Nationality: Caucasian American
Occupation: Student (Screenwriting)
Residence: Los Angeles
Date of Performance/Collection: 4/24/12
Primary Language: English
My informant is a USC student who hails from Detroit, Michigan. He grew up in the suburbs around Detroit and attended a private Catholic school, and has great pride in his city. He has a large family with whom he is very close.
He told me this story when I asked him about childhood in Detroit. He said that though sneaking into old buildings was not a huge part of his childhood, visiting the orphanage was something that he remembers doing more than once because he and his friends wanted to see a ghost.
The Abandoned Orphanage
Near where my informant lived in Michigan he recalls a fenced off compound of brownstone buildings that as long as he could remember had never been occupied. He never gave much thought to what it was until one day when a friend of his in school asked him if he wanted to explore it with her.
They were twelve years old when my informant’s friend (I’ll call her Marie) took him into the compound. He found out from her that it had once been an orphanage, but now it was abandoned.. They slipped under the fence at a place where it had been pulled up a bit. Marie’s sixteen year old brother led the way because he had been there before.
When they got inside, Marie’s brother began to narrate their tour of the dusty, empty hallways with stories about how the place was haunted. He said that the orphanage was still haunted by the spirits of the kids who were never adopted.
My informant couldn’t remember any stories specifically, but he does remember thinking that Marie’s brother was not telling the stories well. The stories didn’t have much of a point and it soon became clear that he was only telling them to scare his younger sister.
My informant never saw a ghost in the orphanage, though he, Marie and their friends did sneak back in on other occasions without Marie’s brother.

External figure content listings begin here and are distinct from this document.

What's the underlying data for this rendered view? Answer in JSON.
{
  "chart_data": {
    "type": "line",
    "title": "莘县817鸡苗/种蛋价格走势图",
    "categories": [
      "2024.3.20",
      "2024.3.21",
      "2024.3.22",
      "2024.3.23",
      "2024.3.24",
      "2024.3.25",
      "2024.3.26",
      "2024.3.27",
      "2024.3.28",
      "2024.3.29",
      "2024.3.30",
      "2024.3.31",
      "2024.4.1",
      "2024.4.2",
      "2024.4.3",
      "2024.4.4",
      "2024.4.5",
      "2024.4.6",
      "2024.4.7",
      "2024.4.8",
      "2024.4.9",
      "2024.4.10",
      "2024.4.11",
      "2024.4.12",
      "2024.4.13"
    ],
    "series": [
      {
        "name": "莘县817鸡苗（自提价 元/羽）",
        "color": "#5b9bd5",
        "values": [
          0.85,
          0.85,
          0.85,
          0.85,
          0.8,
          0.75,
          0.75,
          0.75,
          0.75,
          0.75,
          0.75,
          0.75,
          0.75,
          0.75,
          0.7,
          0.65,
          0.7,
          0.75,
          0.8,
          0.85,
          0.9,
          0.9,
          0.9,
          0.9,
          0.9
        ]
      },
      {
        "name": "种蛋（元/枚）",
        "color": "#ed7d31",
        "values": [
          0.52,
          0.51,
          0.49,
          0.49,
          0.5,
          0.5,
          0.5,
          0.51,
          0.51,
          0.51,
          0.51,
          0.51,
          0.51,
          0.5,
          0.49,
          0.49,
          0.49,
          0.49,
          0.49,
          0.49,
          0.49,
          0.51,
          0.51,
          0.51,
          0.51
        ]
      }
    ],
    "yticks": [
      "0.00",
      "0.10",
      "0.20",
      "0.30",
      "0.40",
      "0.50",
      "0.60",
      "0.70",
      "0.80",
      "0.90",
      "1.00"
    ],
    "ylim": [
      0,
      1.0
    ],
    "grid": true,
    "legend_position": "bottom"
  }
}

The place large and empty – and they never found anything too interesting there. Barely any furniture or other items remained. Looking back now he’s quite relieved that they never came across anyone who had decided to squat there.
Other children also had stories that they had heard about ghosts in the place, and the ghosts were always the spirits of children. However my informant claims that none of the stories told how the children died, simply that “little Susan” or “Jim Bob” was never adopted, so they haunted the empty halls, still waiting to be taken to a good home. It seems almost as if the stories imply that the children were abandoned there with the building.